A swim program in Chesterfield County has outgrown its pond.
Quest Swimming has started a project to build a 25 meter four lane pool in a new 5,700 square foot building on its property at 6800 Deer Run Drive. The organization hopes to complete construction early next year.
The new pool comes as Quest also explores expanded programs and swim lesson partnerships with private schools.
Upon completion of the project, Quest will have two pools in separate structures: one dedicated to the program swim school and the other a base for the Quest swim team.
The new pool is expected to cost $1.8 million, and in addition to the pool, it will also include changing rooms, restrooms, a parent lobby and offices, CEO Chad Onken said.
Onken said the expansion will help facilitate the growth of both programs. This will also simplify the coordination of the activities of the two programmes. Currently, Quest uses its only swimming pool for swimming lessons and its swim team. Quest’s existing pool has six lanes and measures 25 meters in a 1,500 square foot facility.

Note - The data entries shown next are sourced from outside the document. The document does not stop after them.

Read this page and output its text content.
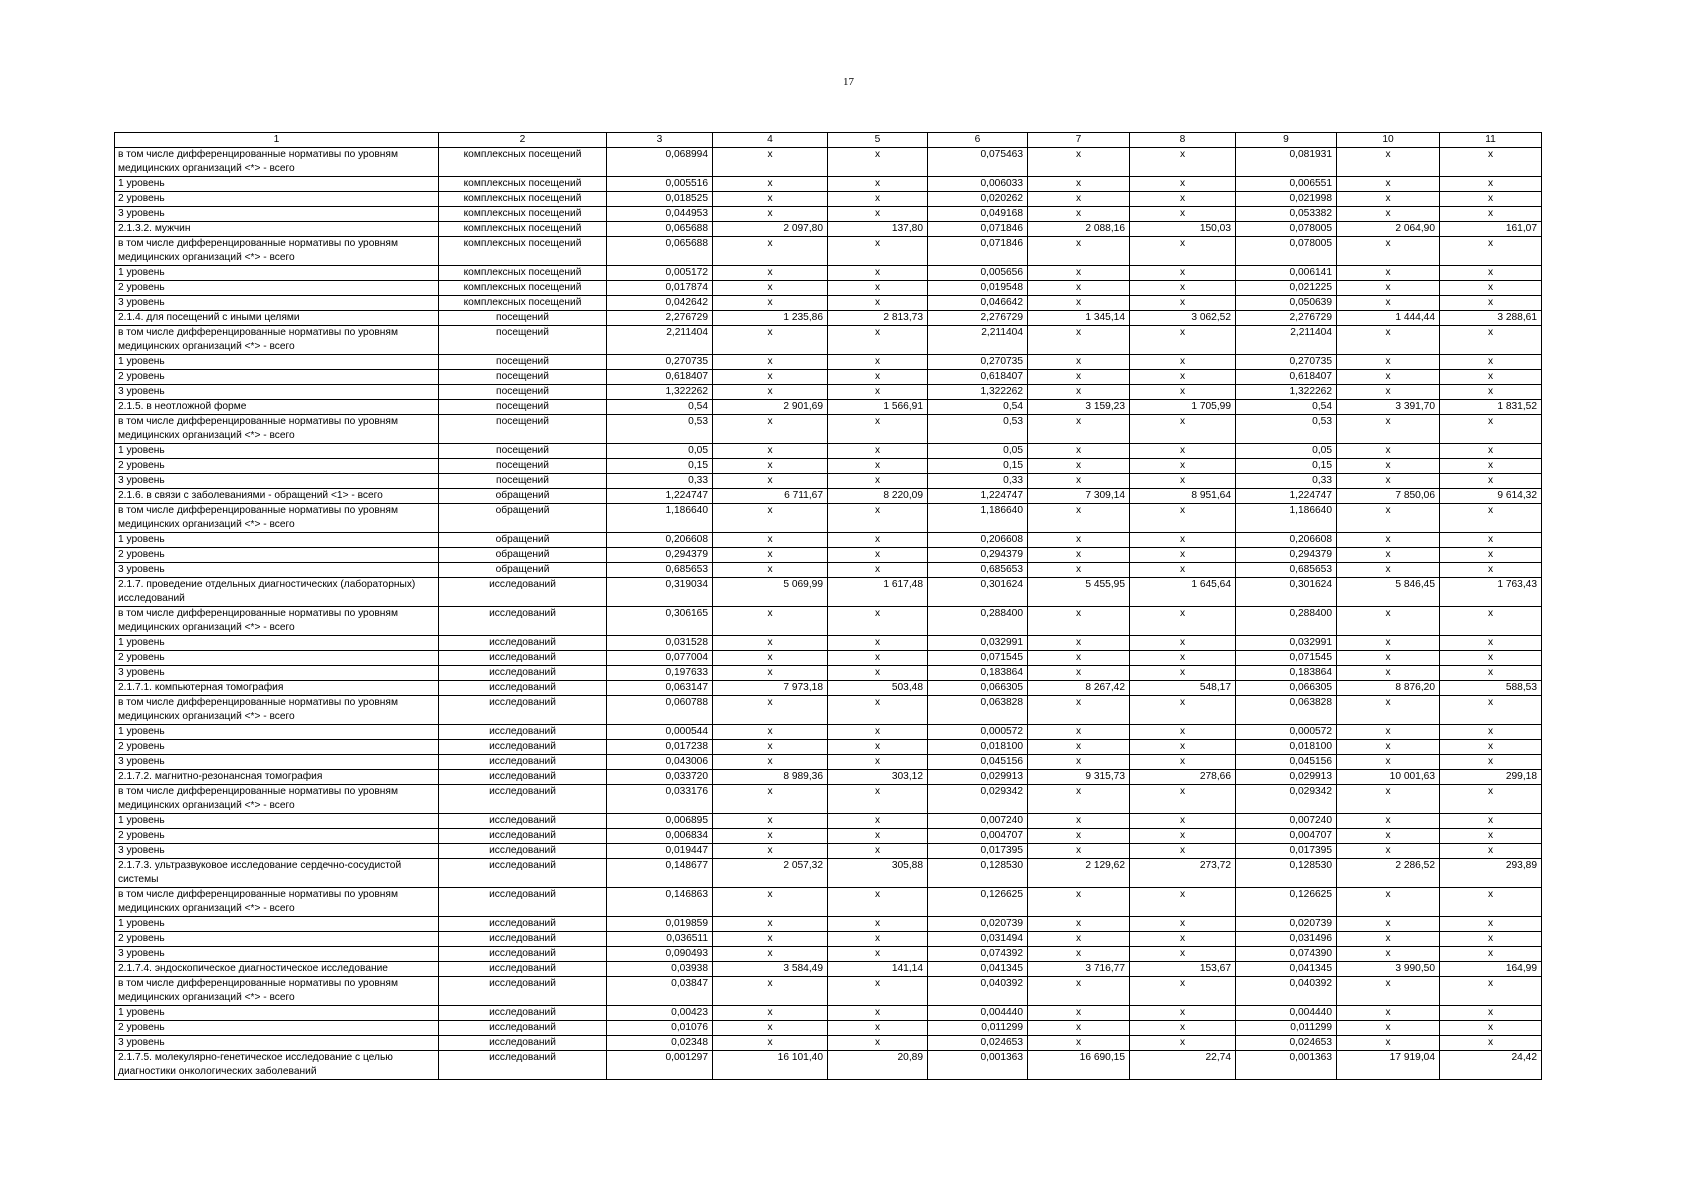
17
1	2	3	4	5	6	7	8	9	10	11
в том числе дифференцированные нормативы по уровням медицинских организаций <*> - всего	комплексных посещений	0,068994	x	x	0,075463	x	x	0,081931	x	x
1 уровень	комплексных посещений	0,005516	x	x	0,006033	x	x	0,006551	x	x
2 уровень	комплексных посещений	0,018525	x	x	0,020262	x	x	0,021998	x	x
3 уровень	комплексных посещений	0,044953	x	x	0,049168	x	x	0,053382	x	x
2.1.3.2. мужчин	комплексных посещений	0,065688	2 097,80	137,80	0,071846	2 088,16	150,03	0,078005	2 064,90	161,07
в том числе дифференцированные нормативы по уровням медицинских организаций <*> - всего	комплексных посещений	0,065688	x	x	0,071846	x	x	0,078005	x	x
1 уровень	комплексных посещений	0,005172	x	x	0,005656	x	x	0,006141	x	x
2 уровень	комплексных посещений	0,017874	x	x	0,019548	x	x	0,021225	x	x
3 уровень	комплексных посещений	0,042642	x	x	0,046642	x	x	0,050639	x	x
2.1.4. для посещений с иными целями	посещений	2,276729	1 235,86	2 813,73	2,276729	1 345,14	3 062,52	2,276729	1 444,44	3 288,61
в том числе дифференцированные нормативы по уровням медицинских организаций <*> - всего	посещений	2,211404	x	x	2,211404	x	x	2,211404	x	x
1 уровень	посещений	0,270735	x	x	0,270735	x	x	0,270735	x	x
2 уровень	посещений	0,618407	x	x	0,618407	x	x	0,618407	x	x
3 уровень	посещений	1,322262	x	x	1,322262	x	x	1,322262	x	x
2.1.5. в неотложной форме	посещений	0,54	2 901,69	1 566,91	0,54	3 159,23	1 705,99	0,54	3 391,70	1 831,52
в том числе дифференцированные нормативы по уровням медицинских организаций <*> - всего	посещений	0,53	x	x	0,53	x	x	0,53	x	x
1 уровень	посещений	0,05	x	x	0,05	x	x	0,05	x	x
2 уровень	посещений	0,15	x	x	0,15	x	x	0,15	x	x
3 уровень	посещений	0,33	x	x	0,33	x	x	0,33	x	x
2.1.6. в связи с заболеваниями - обращений <1> - всего	обращений	1,224747	6 711,67	8 220,09	1,224747	7 309,14	8 951,64	1,224747	7 850,06	9 614,32
в том числе дифференцированные нормативы по уровням медицинских организаций <*> - всего	обращений	1,186640	x	x	1,186640	x	x	1,186640	x	x
1 уровень	обращений	0,206608	x	x	0,206608	x	x	0,206608	x	x
2 уровень	обращений	0,294379	x	x	0,294379	x	x	0,294379	x	x
3 уровень	обращений	0,685653	x	x	0,685653	x	x	0,685653	x	x
2.1.7. проведение отдельных диагностических (лабораторных) исследований	исследований	0,319034	5 069,99	1 617,48	0,301624	5 455,95	1 645,64	0,301624	5 846,45	1 763,43
в том числе дифференцированные нормативы по уровням медицинских организаций <*> - всего	исследований	0,306165	x	x	0,288400	x	x	0,288400	x	x
1 уровень	исследований	0,031528	x	x	0,032991	x	x	0,032991	x	x
2 уровень	исследований	0,077004	x	x	0,071545	x	x	0,071545	x	x
3 уровень	исследований	0,197633	x	x	0,183864	x	x	0,183864	x	x
2.1.7.1. компьютерная томография	исследований	0,063147	7 973,18	503,48	0,066305	8 267,42	548,17	0,066305	8 876,20	588,53
в том числе дифференцированные нормативы по уровням медицинских организаций <*> - всего	исследований	0,060788	x	x	0,063828	x	x	0,063828	x	x
1 уровень	исследований	0,000544	x	x	0,000572	x	x	0,000572	x	x
2 уровень	исследований	0,017238	x	x	0,018100	x	x	0,018100	x	x
3 уровень	исследований	0,043006	x	x	0,045156	x	x	0,045156	x	x
2.1.7.2. магнитно-резонансная томография	исследований	0,033720	8 989,36	303,12	0,029913	9 315,73	278,66	0,029913	10 001,63	299,18
в том числе дифференцированные нормативы по уровням медицинских организаций <*> - всего	исследований	0,033176	x	x	0,029342	x	x	0,029342	x	x
1 уровень	исследований	0,006895	x	x	0,007240	x	x	0,007240	x	x
2 уровень	исследований	0,006834	x	x	0,004707	x	x	0,004707	x	x
3 уровень	исследований	0,019447	x	x	0,017395	x	x	0,017395	x	x
2.1.7.3. ультразвуковое исследование сердечно-сосудистой системы	исследований	0,148677	2 057,32	305,88	0,128530	2 129,62	273,72	0,128530	2 286,52	293,89
в том числе дифференцированные нормативы по уровням медицинских организаций <*> - всего	исследований	0,146863	x	x	0,126625	x	x	0,126625	x	x
1 уровень	исследований	0,019859	x	x	0,020739	x	x	0,020739	x	x
2 уровень	исследований	0,036511	x	x	0,031494	x	x	0,031496	x	x
3 уровень	исследований	0,090493	x	x	0,074392	x	x	0,074390	x	x
2.1.7.4. эндоскопическое диагностическое исследование	исследований	0,03938	3 584,49	141,14	0,041345	3 716,77	153,67	0,041345	3 990,50	164,99
в том числе дифференцированные нормативы по уровням медицинских организаций <*> - всего	исследований	0,03847	x	x	0,040392	x	x	0,040392	x	x
1 уровень	исследований	0,00423	x	x	0,004440	x	x	0,004440	x	x
2 уровень	исследований	0,01076	x	x	0,011299	x	x	0,011299	x	x
3 уровень	исследований	0,02348	x	x	0,024653	x	x	0,024653	x	x
2.1.7.5. молекулярно-генетическое исследование с целью диагностики онкологических заболеваний	исследований	0,001297	16 101,40	20,89	0,001363	16 690,15	22,74	0,001363	17 919,04	24,42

“We are certainly at full capacity and trying to do both swim school and swim team in the same facility is extremely difficult,” he said.
The swim team has about 275 members, and Onken said he would like to see it grow to 300 members or more. The Quest swim lesson program, which offers lessons for children and adults, has about 500 participants per week.
“Our vision is the creation of an aquatic campus that can serve and help anyone in any aquatic situation,” he said. “When people think of water sports, we want people to think of Quest Swimming.”
The general contractor for the project is Graybeale Construction. The architectural firm is Balzer and Associates. Quest plans to finance the project through a loan from Old Point National Bank.
Quest has 25 part-time and full-time employees. While he expects to increase his numbers, Onken said a specific number has not yet been set.
The new pool will also help Quest expand its programming. Onken said he would like to attract more people who need space to train for triathlons.
“It’s not something we’re known for, but it’s one of the few things we want to be known for,” he said.
Onken said there were ongoing talks between Quest and undisclosed local private schools to sign deals in which Quest would be paid to provide swimming lessons to students, which would be a first for the organization.
“It’s a really big deal, absolutely, but our discussions at this point are very preliminary,” he said.
Onken co-owns Quest with John Smithson.
Quest isn’t the only local swim club in expansion mode. Henrico-based Virginia Aquatics’ NOVA opened a 50,000-square-foot swimming facility in the former Macy’s South building in Regency late last year.